What Zechariah Is Really Referring To

So, clearly if we read Zechariah chapter 2:8 within its context, there’s no debating the fact that when God says, “You’re the apple of My eye,” He’s not talking about any other time than that time when He’s dwelling in their midst and He’s the fire around them, and His glory is the fire around them, and there is no wall around Jerusalem, and many nations join themselves to the Lord in that day.


I submit to you that hasn’t happened yet.

The Danger of Reading Random Verses Out of Context

And if you’re going to just take a random verse and say, “Well this is how God always feels about the nation of Israel,” why don’t you pick another verse?

Why don’t you pick Psalm 78:59? “When God heard, He was filled with wrath and greatly abhorred Israel.”

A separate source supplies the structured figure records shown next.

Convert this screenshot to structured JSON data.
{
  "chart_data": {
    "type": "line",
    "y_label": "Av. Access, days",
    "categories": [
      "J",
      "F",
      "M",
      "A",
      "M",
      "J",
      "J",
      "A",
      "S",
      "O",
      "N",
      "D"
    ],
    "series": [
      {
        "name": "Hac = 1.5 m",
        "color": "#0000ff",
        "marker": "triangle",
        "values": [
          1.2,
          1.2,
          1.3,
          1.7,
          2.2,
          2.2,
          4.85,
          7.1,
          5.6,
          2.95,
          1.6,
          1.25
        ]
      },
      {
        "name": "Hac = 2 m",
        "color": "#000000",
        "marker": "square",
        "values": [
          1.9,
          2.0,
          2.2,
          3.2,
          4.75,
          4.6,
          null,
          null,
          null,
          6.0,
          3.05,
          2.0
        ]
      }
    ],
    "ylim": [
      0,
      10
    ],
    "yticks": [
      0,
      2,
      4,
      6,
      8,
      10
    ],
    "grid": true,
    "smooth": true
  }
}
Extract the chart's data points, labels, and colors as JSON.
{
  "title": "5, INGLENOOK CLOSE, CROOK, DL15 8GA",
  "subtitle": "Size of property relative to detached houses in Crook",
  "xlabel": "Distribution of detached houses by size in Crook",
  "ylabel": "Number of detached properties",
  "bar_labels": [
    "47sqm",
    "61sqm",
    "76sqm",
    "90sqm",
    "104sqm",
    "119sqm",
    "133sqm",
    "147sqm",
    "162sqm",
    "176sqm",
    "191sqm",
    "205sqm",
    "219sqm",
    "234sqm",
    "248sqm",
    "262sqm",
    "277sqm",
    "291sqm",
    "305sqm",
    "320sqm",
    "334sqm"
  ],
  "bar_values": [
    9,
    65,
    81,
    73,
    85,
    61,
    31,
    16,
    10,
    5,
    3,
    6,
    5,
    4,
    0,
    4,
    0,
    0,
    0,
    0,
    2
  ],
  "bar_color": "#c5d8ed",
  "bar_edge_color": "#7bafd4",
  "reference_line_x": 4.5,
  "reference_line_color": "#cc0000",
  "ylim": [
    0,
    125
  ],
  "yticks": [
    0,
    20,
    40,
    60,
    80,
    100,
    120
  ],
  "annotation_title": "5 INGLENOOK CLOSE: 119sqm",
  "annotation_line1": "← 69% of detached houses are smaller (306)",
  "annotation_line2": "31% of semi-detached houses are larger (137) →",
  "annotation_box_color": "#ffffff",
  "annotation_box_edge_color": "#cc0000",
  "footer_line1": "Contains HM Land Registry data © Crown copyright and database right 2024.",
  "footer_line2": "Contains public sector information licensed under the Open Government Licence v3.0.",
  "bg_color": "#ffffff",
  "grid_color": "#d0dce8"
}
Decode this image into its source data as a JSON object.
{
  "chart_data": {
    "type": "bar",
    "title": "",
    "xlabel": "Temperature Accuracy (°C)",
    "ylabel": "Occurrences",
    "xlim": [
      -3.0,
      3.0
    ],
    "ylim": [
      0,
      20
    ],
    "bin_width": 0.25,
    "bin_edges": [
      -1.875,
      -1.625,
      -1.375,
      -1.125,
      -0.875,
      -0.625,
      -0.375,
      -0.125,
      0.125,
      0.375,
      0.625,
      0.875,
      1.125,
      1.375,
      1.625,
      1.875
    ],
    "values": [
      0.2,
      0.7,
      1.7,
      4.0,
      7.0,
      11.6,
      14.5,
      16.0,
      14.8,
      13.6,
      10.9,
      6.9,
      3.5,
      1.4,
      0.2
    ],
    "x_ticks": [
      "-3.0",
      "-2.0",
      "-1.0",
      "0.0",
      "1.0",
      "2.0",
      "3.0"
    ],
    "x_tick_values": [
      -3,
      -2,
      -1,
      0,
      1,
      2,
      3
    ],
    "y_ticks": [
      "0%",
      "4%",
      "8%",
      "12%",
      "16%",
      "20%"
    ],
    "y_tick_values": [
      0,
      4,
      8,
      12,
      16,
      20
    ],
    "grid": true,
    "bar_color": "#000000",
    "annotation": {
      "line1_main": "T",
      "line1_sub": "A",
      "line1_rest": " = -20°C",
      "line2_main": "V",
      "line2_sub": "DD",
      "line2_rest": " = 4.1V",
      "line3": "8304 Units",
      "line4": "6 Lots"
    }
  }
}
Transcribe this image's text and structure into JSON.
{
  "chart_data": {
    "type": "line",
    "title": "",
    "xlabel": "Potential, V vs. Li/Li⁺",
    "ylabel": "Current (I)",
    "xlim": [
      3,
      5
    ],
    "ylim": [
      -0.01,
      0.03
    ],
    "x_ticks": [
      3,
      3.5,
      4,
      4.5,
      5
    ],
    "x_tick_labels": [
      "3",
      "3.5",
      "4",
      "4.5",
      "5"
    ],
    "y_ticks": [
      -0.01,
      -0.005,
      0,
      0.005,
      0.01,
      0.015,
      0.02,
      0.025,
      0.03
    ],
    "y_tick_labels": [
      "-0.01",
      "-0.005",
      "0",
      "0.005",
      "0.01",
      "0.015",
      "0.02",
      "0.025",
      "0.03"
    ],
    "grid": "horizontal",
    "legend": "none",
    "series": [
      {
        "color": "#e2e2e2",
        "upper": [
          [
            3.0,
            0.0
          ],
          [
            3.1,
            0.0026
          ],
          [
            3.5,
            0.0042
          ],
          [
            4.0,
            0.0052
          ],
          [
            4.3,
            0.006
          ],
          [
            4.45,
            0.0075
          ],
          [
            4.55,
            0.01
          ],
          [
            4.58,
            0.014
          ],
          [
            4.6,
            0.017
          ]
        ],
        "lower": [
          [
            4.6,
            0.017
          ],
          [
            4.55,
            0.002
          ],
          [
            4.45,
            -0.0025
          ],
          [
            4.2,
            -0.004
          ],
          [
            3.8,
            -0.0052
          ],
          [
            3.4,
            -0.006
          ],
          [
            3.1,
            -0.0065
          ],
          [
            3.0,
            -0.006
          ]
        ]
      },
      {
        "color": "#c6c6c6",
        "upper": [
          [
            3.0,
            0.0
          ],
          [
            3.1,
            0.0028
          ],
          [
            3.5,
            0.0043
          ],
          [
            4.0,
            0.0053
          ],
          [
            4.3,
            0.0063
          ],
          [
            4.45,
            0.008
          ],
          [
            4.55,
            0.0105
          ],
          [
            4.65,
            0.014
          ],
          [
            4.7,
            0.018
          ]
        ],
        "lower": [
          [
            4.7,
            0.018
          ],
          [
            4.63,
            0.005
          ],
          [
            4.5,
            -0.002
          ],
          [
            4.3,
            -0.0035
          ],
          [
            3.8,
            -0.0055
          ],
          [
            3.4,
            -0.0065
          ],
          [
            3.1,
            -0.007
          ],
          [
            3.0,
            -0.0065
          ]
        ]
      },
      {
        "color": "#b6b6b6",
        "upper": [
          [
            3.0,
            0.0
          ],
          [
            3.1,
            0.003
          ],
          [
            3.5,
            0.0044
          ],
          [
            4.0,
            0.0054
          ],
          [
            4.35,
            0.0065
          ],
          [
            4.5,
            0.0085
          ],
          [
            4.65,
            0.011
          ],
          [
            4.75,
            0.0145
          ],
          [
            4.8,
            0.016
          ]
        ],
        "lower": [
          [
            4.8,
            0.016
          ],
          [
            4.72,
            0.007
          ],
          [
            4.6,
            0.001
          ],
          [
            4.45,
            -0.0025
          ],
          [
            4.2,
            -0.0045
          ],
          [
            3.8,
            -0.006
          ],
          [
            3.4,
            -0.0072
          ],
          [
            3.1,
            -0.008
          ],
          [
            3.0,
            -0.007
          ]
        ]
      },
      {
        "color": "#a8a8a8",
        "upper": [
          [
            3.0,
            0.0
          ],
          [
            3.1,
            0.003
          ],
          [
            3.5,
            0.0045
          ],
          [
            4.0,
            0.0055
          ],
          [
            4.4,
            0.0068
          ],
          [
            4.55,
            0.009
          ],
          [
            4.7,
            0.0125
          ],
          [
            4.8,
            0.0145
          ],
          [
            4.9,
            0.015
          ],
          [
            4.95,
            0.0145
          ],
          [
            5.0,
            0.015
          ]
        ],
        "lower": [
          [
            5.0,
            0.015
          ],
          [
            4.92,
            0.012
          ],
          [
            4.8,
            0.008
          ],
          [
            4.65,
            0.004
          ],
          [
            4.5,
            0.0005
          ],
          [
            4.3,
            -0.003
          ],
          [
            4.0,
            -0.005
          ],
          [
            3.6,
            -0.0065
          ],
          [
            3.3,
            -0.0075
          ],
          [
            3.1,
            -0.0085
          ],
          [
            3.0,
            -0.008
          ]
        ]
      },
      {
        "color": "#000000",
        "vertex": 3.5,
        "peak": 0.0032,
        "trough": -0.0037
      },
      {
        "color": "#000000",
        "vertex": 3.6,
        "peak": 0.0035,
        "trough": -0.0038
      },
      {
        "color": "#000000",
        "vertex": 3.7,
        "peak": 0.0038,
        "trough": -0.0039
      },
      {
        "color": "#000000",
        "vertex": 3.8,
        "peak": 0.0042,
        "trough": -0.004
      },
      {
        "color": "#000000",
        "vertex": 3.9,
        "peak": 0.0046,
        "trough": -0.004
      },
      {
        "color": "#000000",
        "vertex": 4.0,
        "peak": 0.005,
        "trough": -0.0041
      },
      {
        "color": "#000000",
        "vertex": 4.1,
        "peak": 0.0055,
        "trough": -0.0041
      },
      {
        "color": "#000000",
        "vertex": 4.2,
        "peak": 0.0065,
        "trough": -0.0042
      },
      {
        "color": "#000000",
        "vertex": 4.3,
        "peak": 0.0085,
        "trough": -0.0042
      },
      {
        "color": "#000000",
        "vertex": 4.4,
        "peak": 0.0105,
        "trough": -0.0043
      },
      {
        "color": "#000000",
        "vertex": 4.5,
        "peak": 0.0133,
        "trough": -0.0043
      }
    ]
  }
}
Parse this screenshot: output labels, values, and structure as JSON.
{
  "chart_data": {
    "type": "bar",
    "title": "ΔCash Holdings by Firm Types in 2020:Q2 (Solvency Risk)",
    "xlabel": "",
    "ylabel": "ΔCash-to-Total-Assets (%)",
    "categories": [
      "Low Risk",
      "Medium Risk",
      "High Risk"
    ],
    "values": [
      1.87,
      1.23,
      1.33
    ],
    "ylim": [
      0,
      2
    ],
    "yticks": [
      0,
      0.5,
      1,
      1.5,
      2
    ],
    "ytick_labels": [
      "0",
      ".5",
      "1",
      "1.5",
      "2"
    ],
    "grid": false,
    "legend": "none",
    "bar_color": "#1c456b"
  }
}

Well, it’d be just as foolish to take that verse and say, “Well, that applies to Israel for all history and right up to this present moment,” as it does to take Zachariah 2:8 where God says, “You’re the apple of My eye,” And say, “That applies for all time.”

Will God Have to Curse Himself?

What about that verse when God says in Numbers, “Blessed is everyone who blesses you, and cursed is everyone who curses you”? Well, then I guess God is cursed because He cursed them. He cursed Israel himself, for a time.

Listen to Malachi 2:2, “If you do not listen, and if you do not take it to heart to give honor to My name,” says the LORD of hosts, “then I will send the curse upon you and I will curse your blessings; and indeed, I have cursed them already, because you are not taking it to heart.”

So, what about that? How’s that fit into the theology that “Everyone who blesses you God will bless, and whoever curses you God will curse?” Well, that must mean that God’s cursing Himself, because in Malachi 2:2 he said, “I’ve already cursed you.”

The Blessings Are Found in Jesus Christ

See, so let’s not be so silly as to just take a few verses out of their context and try to come up with a theology. Yes, God loves Israel. Yes, God loves the Jewish people. Yes, but all the blessings that He has in store for anybody come through Jesus Christ. And you’ll only get Jesus by repenting of your sins and believing in Him.

All right. Out of time once again. Thank you so much for joining me today. God bless you.